Сказка начинается с умения топить печь. Печь можно топить под суп и кашу, можно топить под хлеб и рыбники, то есть пироги с рыбой, и совсем особо надо топить печь под хороший сушник. Печь для хорошего сушника должна быть в меру жаркая, а для этого надо знать и печь, и дрова, знать не хуже, чем знаем мы свой любимый инструмент, будь то топор или концертная гитара.
Итак, печь вытоплена. Ее нельзя остудить, а поэтому надо быстро вымести угли. Угли выметаются помелом, сосновой мохнатой метелкой на длинной ухватистой ручке. Помело предварительно смачивается, окунается в озеро или в кадушку с водой, и эта вода не дает сосновой игле вспыхнуть, заискриться рядом с жаркими углями. Углей в печи больше нет, и тогда на под, на ровный пол очага, тонкими рядками выкладываются тростник или солома.
Солома вздрогнет, затрещит, грозя вот–вот взорваться, вспыхнуть белым пламенем, но ловкая деревянная лопата уже успела выложить на солому куски рыбы. Рыба зашипит, заварится на жару, закроет собой солому, не пустит огонь, а солома, тонкая и слабая, не даст рыбе припечься к глиняному поду.
Сначала я долго удивлялся, как могут жить рядом огонь и хрупкая солома, что стелется под рыбу на раскаленную глину. Казалось непонятным, почему солома не вспыхнет, почему только потрескивает. Огонь и солома. И это радом, как рядом сейчас сырая холодная ночь и тихий уют рубленой избушки…
Первый раз я сушил рыбу с опаской, долго не мог уснуть, слушал шипение и треск в печи, вставал, зажигал коптилку и неуверенно всматривался в таинственную глубину очага. Рыба высохла, не сгорела, солома осталась соломой, я успокоился и где‑то для себя понял, что, может быть, именно так, на таких контрастах, и живет северный лес, живет тайга, где легкая, светлая березка вместе с ромашкой и земляникой приветливо встречает человека, только что покинувшего тяжелое, черное болото еловой тайги…

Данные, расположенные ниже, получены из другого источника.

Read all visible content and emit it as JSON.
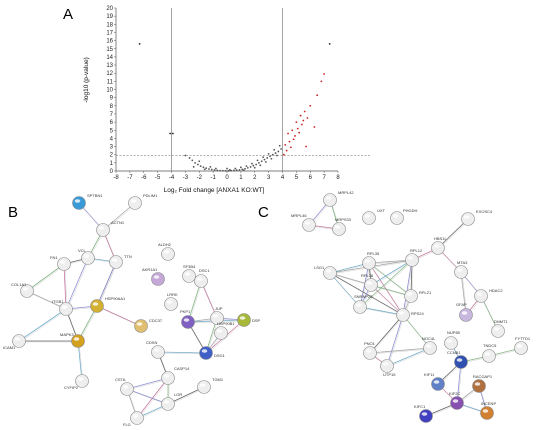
{
  "panels": {
    "a": {
      "letter": "A",
      "chart_data": {
        "type": "scatter",
        "xlabel": "Log₂ Fold change [ANXA1 KO:WT]",
        "ylabel": "-log10 (p-value)",
        "xlim": [
          -8,
          8
        ],
        "ylim": [
          0,
          20
        ],
        "x_ticks": [
          "-8",
          "-7",
          "-6",
          "-5",
          "-4",
          "-3",
          "-2",
          "-1",
          "0",
          "1",
          "2",
          "3",
          "4",
          "5",
          "6",
          "7",
          "8"
        ],
        "y_ticks": [
          "0",
          "1",
          "2",
          "3",
          "4",
          "5",
          "6",
          "7",
          "8",
          "9",
          "10",
          "11",
          "12",
          "13",
          "14",
          "15",
          "16",
          "17",
          "18",
          "19",
          "20"
        ],
        "fold_change_cutoffs": [
          -4,
          4
        ],
        "pvalue_cutoff": 1.9,
        "grid": false,
        "series": [
          {
            "color": "#222222",
            "points": [
              [
                -6.3,
                15.6
              ],
              [
                -4.1,
                4.6
              ],
              [
                -3.9,
                4.6
              ]
            ]
          },
          {
            "color": "#555555",
            "points": [
              [
                -3.0,
                1.9
              ],
              [
                -2.7,
                1.6
              ],
              [
                -2.5,
                1.3
              ],
              [
                -2.3,
                1.0
              ],
              [
                -2.1,
                0.8
              ],
              [
                -1.9,
                0.6
              ],
              [
                -1.7,
                0.45
              ],
              [
                -1.5,
                0.35
              ],
              [
                -1.3,
                0.25
              ],
              [
                -1.1,
                0.18
              ],
              [
                -0.9,
                0.12
              ],
              [
                -0.7,
                0.08
              ],
              [
                -0.5,
                0.05
              ],
              [
                -0.3,
                0.03
              ],
              [
                -0.1,
                0.02
              ],
              [
                0.1,
                0.02
              ],
              [
                0.3,
                0.04
              ],
              [
                0.5,
                0.07
              ],
              [
                0.7,
                0.1
              ],
              [
                0.9,
                0.14
              ],
              [
                1.1,
                0.2
              ],
              [
                1.3,
                0.28
              ],
              [
                1.5,
                0.38
              ],
              [
                1.7,
                0.5
              ],
              [
                1.9,
                0.65
              ],
              [
                2.1,
                0.8
              ],
              [
                2.3,
                1.0
              ],
              [
                2.5,
                1.2
              ],
              [
                2.7,
                1.4
              ],
              [
                2.9,
                1.6
              ],
              [
                3.1,
                1.8
              ],
              [
                3.3,
                2.0
              ],
              [
                3.5,
                2.2
              ],
              [
                3.7,
                2.4
              ],
              [
                3.9,
                2.7
              ],
              [
                -1.6,
                0.2
              ],
              [
                -0.8,
                0.3
              ],
              [
                0.2,
                0.15
              ],
              [
                0.6,
                0.3
              ],
              [
                1.0,
                0.45
              ],
              [
                1.4,
                0.6
              ],
              [
                1.8,
                0.9
              ],
              [
                2.2,
                1.3
              ],
              [
                2.6,
                1.7
              ],
              [
                3.0,
                2.1
              ],
              [
                3.4,
                2.6
              ],
              [
                3.8,
                3.1
              ],
              [
                2.0,
                0.4
              ],
              [
                2.4,
                0.7
              ],
              [
                2.8,
                1.1
              ],
              [
                3.2,
                1.5
              ],
              [
                3.6,
                1.9
              ],
              [
                1.2,
                0.1
              ],
              [
                -2.0,
                1.2
              ],
              [
                -2.4,
                0.5
              ],
              [
                -1.2,
                0.5
              ],
              [
                0.0,
                0.3
              ]
            ]
          },
          {
            "color": "#cc2222",
            "points": [
              [
                4.1,
                2.0
              ],
              [
                4.2,
                3.2
              ],
              [
                4.3,
                2.5
              ],
              [
                4.4,
                4.6
              ],
              [
                4.5,
                3.6
              ],
              [
                4.6,
                2.9
              ],
              [
                4.7,
                5.0
              ],
              [
                4.8,
                3.9
              ],
              [
                4.9,
                4.3
              ],
              [
                5.0,
                6.0
              ],
              [
                5.1,
                5.2
              ],
              [
                5.2,
                4.7
              ],
              [
                5.3,
                6.8
              ],
              [
                5.4,
                5.7
              ],
              [
                5.5,
                6.2
              ],
              [
                5.6,
                7.3
              ],
              [
                5.7,
                3.0
              ],
              [
                5.8,
                6.5
              ],
              [
                6.0,
                8.0
              ],
              [
                6.3,
                5.4
              ],
              [
                6.5,
                9.3
              ],
              [
                6.8,
                11.0
              ],
              [
                7.0,
                11.9
              ]
            ]
          },
          {
            "color": "#222222",
            "points": [
              [
                7.4,
                15.6
              ]
            ]
          }
        ]
      }
    },
    "b": {
      "letter": "B",
      "nodes": [
        {
          "id": "SPTBN1",
          "label": "SPTBN1"
        },
        {
          "id": "ACTN1",
          "label": "ACTN1"
        },
        {
          "id": "PDLIM1",
          "label": "PDLIM1"
        },
        {
          "id": "VCL",
          "label": "VCL"
        },
        {
          "id": "TTN",
          "label": "TTN"
        },
        {
          "id": "FN1",
          "label": "FN1"
        },
        {
          "id": "COL1A1",
          "label": "COL1A1"
        },
        {
          "id": "HSP90AA1",
          "label": "HSP90AA1"
        },
        {
          "id": "ITGB1",
          "label": "ITGB1"
        },
        {
          "id": "ICAM1",
          "label": "ICAM1"
        },
        {
          "id": "MAPK3",
          "label": "MAPK3"
        },
        {
          "id": "CYFIP2",
          "label": "CYFIP2"
        },
        {
          "id": "CDC37",
          "label": "CDC37"
        },
        {
          "id": "ALDH2",
          "label": "ALDH2"
        },
        {
          "id": "AKR1A1",
          "label": "AKR1A1"
        },
        {
          "id": "SF3B4",
          "label": "SF3B4"
        },
        {
          "id": "LRRK",
          "label": "LRRK"
        },
        {
          "id": "DSC1",
          "label": "DSC1"
        },
        {
          "id": "PKP1",
          "label": "PKP1"
        },
        {
          "id": "JUP",
          "label": "JUP"
        },
        {
          "id": "DSP",
          "label": "DSP"
        },
        {
          "id": "HSP90B1",
          "label": "HSP90B1"
        },
        {
          "id": "DSG1",
          "label": "DSG1"
        },
        {
          "id": "CDSN",
          "label": "CDSN"
        },
        {
          "id": "CASP14",
          "label": "CASP14"
        },
        {
          "id": "CSTA",
          "label": "CSTA"
        },
        {
          "id": "TGM1",
          "label": "TGM1"
        },
        {
          "id": "LOR",
          "label": "LOR"
        },
        {
          "id": "FLG",
          "label": "FLG"
        }
      ],
      "edges": [
        [
          "SPTBN1",
          "ACTN1"
        ],
        [
          "ACTN1",
          "VCL"
        ],
        [
          "ACTN1",
          "TTN"
        ],
        [
          "ACTN1",
          "PDLIM1"
        ],
        [
          "VCL",
          "TTN"
        ],
        [
          "VCL",
          "FN1"
        ],
        [
          "VCL",
          "ITGB1"
        ],
        [
          "FN1",
          "COL1A1"
        ],
        [
          "FN1",
          "ITGB1"
        ],
        [
          "COL1A1",
          "ITGB1"
        ],
        [
          "ITGB1",
          "ICAM1"
        ],
        [
          "ITGB1",
          "MAPK3"
        ],
        [
          "ITGB1",
          "HSP90AA1"
        ],
        [
          "HSP90AA1",
          "MAPK3"
        ],
        [
          "HSP90AA1",
          "CDC37"
        ],
        [
          "HSP90AA1",
          "TTN"
        ],
        [
          "MAPK3",
          "CYFIP2"
        ],
        [
          "MAPK3",
          "ICAM1"
        ],
        [
          "TTN",
          "HSP90AA1"
        ],
        [
          "DSC1",
          "PKP1"
        ],
        [
          "DSC1",
          "JUP"
        ],
        [
          "PKP1",
          "JUP"
        ],
        [
          "PKP1",
          "DSP"
        ],
        [
          "PKP1",
          "DSG1"
        ],
        [
          "JUP",
          "DSP"
        ],
        [
          "JUP",
          "DSG1"
        ],
        [
          "DSP",
          "DSG1"
        ],
        [
          "HSP90B1",
          "DSG1"
        ],
        [
          "CDSN",
          "DSG1"
        ],
        [
          "CDSN",
          "CASP14"
        ],
        [
          "CASP14",
          "CSTA"
        ],
        [
          "CASP14",
          "LOR"
        ],
        [
          "CASP14",
          "FLG"
        ],
        [
          "CSTA",
          "FLG"
        ],
        [
          "LOR",
          "FLG"
        ],
        [
          "LOR",
          "TGM1"
        ],
        [
          "CSTA",
          "LOR"
        ]
      ]
    },
    "c": {
      "letter": "C",
      "nodes": [
        {
          "id": "MRPL42",
          "label": "MRPL42"
        },
        {
          "id": "MRPL46",
          "label": "MRPL46"
        },
        {
          "id": "MRPS33",
          "label": "MRPS33"
        },
        {
          "id": "UXT",
          "label": "UXT"
        },
        {
          "id": "PHGDH",
          "label": "PHGDH"
        },
        {
          "id": "RPL35",
          "label": "RPL35"
        },
        {
          "id": "RPL12",
          "label": "RPL12"
        },
        {
          "id": "HBS1L",
          "label": "HBS1L"
        },
        {
          "id": "EXOSC4",
          "label": "EXOSC4"
        },
        {
          "id": "LSG1",
          "label": "LSG1"
        },
        {
          "id": "RPL36",
          "label": "RPL36"
        },
        {
          "id": "RPL21",
          "label": "RPL21"
        },
        {
          "id": "RPS24",
          "label": "RPS24"
        },
        {
          "id": "SNRNP23",
          "label": "SNRNP23"
        },
        {
          "id": "MTA3",
          "label": "MTA3"
        },
        {
          "id": "HDAC2",
          "label": "HDAC2"
        },
        {
          "id": "GFAP",
          "label": "GFAP"
        },
        {
          "id": "DNMT1",
          "label": "DNMT1"
        },
        {
          "id": "NUP85",
          "label": "NUP85"
        },
        {
          "id": "TNDC5",
          "label": "TNDC5"
        },
        {
          "id": "FYTTD1",
          "label": "FYTTD1"
        },
        {
          "id": "CCNB1",
          "label": "CCNB1"
        },
        {
          "id": "KIF11",
          "label": "KIF11"
        },
        {
          "id": "PNO1",
          "label": "PNO1"
        },
        {
          "id": "NOC4L",
          "label": "NOC4L"
        },
        {
          "id": "UTP15",
          "label": "UTP15"
        },
        {
          "id": "RACGAP1",
          "label": "RACGAP1"
        },
        {
          "id": "KIF2C",
          "label": "KIF2C"
        },
        {
          "id": "INCENP",
          "label": "INCENP"
        },
        {
          "id": "KIFC1",
          "label": "KIFC1"
        }
      ],
      "edges": [
        [
          "MRPL42",
          "MRPL46"
        ],
        [
          "MRPL42",
          "MRPS33"
        ],
        [
          "MRPL46",
          "MRPS33"
        ],
        [
          "RPL35",
          "RPL12"
        ],
        [
          "RPL35",
          "LSG1"
        ],
        [
          "RPL35",
          "RPL36"
        ],
        [
          "RPL35",
          "SNRNP23"
        ],
        [
          "RPL35",
          "RPL21"
        ],
        [
          "RPL35",
          "RPS24"
        ],
        [
          "RPL12",
          "LSG1"
        ],
        [
          "RPL12",
          "RPL36"
        ],
        [
          "RPL12",
          "RPL21"
        ],
        [
          "RPL12",
          "RPS24"
        ],
        [
          "RPL12",
          "SNRNP23"
        ],
        [
          "RPL12",
          "HBS1L"
        ],
        [
          "LSG1",
          "RPL36"
        ],
        [
          "LSG1",
          "SNRNP23"
        ],
        [
          "LSG1",
          "RPS24"
        ],
        [
          "RPL36",
          "SNRNP23"
        ],
        [
          "RPL36",
          "RPL21"
        ],
        [
          "RPL36",
          "RPS24"
        ],
        [
          "RPL21",
          "RPS24"
        ],
        [
          "SNRNP23",
          "RPS24"
        ],
        [
          "RPS24",
          "PNO1"
        ],
        [
          "RPS24",
          "UTP15"
        ],
        [
          "RPS24",
          "NOC4L"
        ],
        [
          "PNO1",
          "UTP15"
        ],
        [
          "PNO1",
          "NOC4L"
        ],
        [
          "NOC4L",
          "UTP15"
        ],
        [
          "HBS1L",
          "EXOSC4"
        ],
        [
          "MTA3",
          "HDAC2"
        ],
        [
          "HDAC2",
          "DNMT1"
        ],
        [
          "HDAC2",
          "GFAP"
        ],
        [
          "MTA3",
          "GFAP"
        ],
        [
          "NUP85",
          "CCNB1"
        ],
        [
          "CCNB1",
          "KIF11"
        ],
        [
          "CCNB1",
          "KIF2C"
        ],
        [
          "CCNB1",
          "TNDC5"
        ],
        [
          "KIF11",
          "KIF2C"
        ],
        [
          "KIF2C",
          "RACGAP1"
        ],
        [
          "KIF2C",
          "INCENP"
        ],
        [
          "KIF2C",
          "KIFC1"
        ],
        [
          "RACGAP1",
          "INCENP"
        ],
        [
          "TNDC5",
          "FYTTD1"
        ],
        [
          "HBS1L",
          "MTA3"
        ]
      ]
    }
  }
}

Я давно знаю, как будет сохнуть рыба, знаю, как положить солому, как вымести перед этим под и когда совсем закрыть печь. Но закрывать печь еще рано, в печи еще есть небольшой огонь, и около этого огня можно немного посидеть, отдохнуть после целого дня ветра и волн, можно вспомнить замерзшие ноги, одеревеневшую спину, какую‑нибудь очередную неудачу… Нет, сейчас, когда кончается день и начинается ночь, когда начинается иной мир, мир огня и глубокой тишины, совсем не хочется вспоминать ушедшее на покой светлое, рабочее время суток, вспоминать прожитый день. Он был обычным лесным днем, целью которого оставался все тот же сушник, сушник, которого ждут, за которым меня проводили люди и который сегодня все‑таки будет, несмотря на погоду и мою усталость.
Глава одиннадцатая
СТАДО
Есть у природы свои верные и вечные спутники. Пожалуй, это совсем другие люди. Я не видел у них никогда страха перед стихией, неуравновешенности или нервного беспокойства. Порой казалось, что все эти пасечники, бакенщики, лесники в пастухи отдали себя безвозмездно лесу, воде, а стихия одарила этих людей тихим душевным спокойствием.
Спокойствие не любит шума, и, наверное, поэтому пастухи казались мне раньше неразговорчивыми, замкнутыми людьми. Неразговорчивость иногда пугала или тайным замыслом, или абсолютной пустотой вечно молчащего человека, а неумные рассказы праздных людей порой подтверждали мою неглубокую догадку, что в пастухи Алеша Данилин пошел лишь потому, что в другие места дороги ему были закрыты…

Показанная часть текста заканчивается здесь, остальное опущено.